Source: MIL-OSI Submissions
24 May 2019
The earlier version of this news story published at 10:45am today incorrectly stated in the fourth paragraph, “The strong demand recently from the Chinese market for alternative protein sources, such as New Zealand beef and lamb is partly due to African swine flu…” We corrected this to “African swine fever”.
Annual goods exports to China have reached $15 billion for the first time, with rising demand for beef and lamb, as well as logs and dairy products, Stats NZ said today.
In the year to April 2019, annual goods exports to China increased $2.7 billion (22 percent) from the April 2018 year to reach $15 billion.

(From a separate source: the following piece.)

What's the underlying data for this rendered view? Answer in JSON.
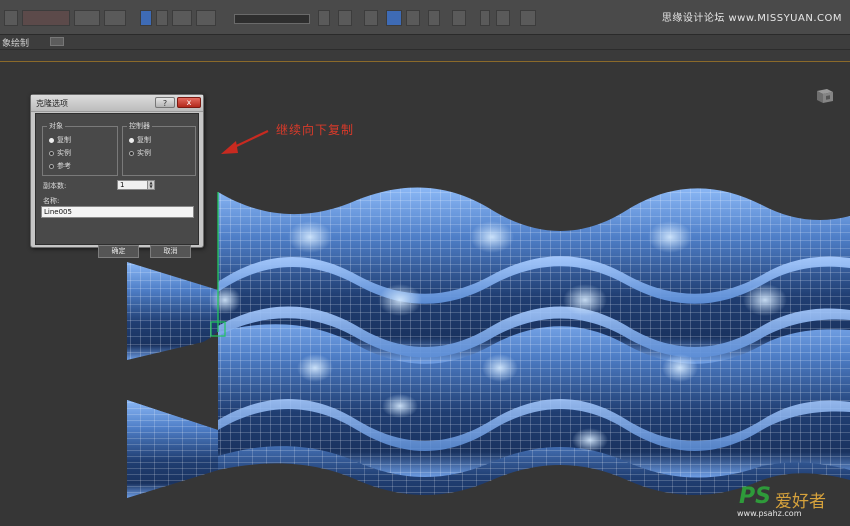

In the year to April 2019, annual meat and edible offal exports to China were $1.5 billion, up $905 million from year ended April 2018. This increase was led by beef and lamb, with beef up $420 million and lamb up $340 million.
“The strong demand recently from the Chinese market for alternative protein sources, such as New Zealand beef and lamb is partly due to African swine fever reducing pork production in China,” international statistics manager Tehseen Islam said.
The rise in total annual lamb exports was driven by the rise in the value of lamb sent to China, while traditional markets such as the EU remain similar or have shown small falls.
“We are also seeing a similar picture in the beef market,” Mr Islam said.
“The value of beef exports to China nearly doubled in the year to April 2019 compared with the previous year.”
Logs also contributed to the exports rise to China, up $514 million to reach $2.5 billion in the year to April 2019.
Milk powder was also up $501 million to $2.4 billion.
Goods export values to China rose 22 percent in the 12 months to April 2019 and now account for nearly half of all exports to Asia, and about a quarter of all New Zealand’s exports.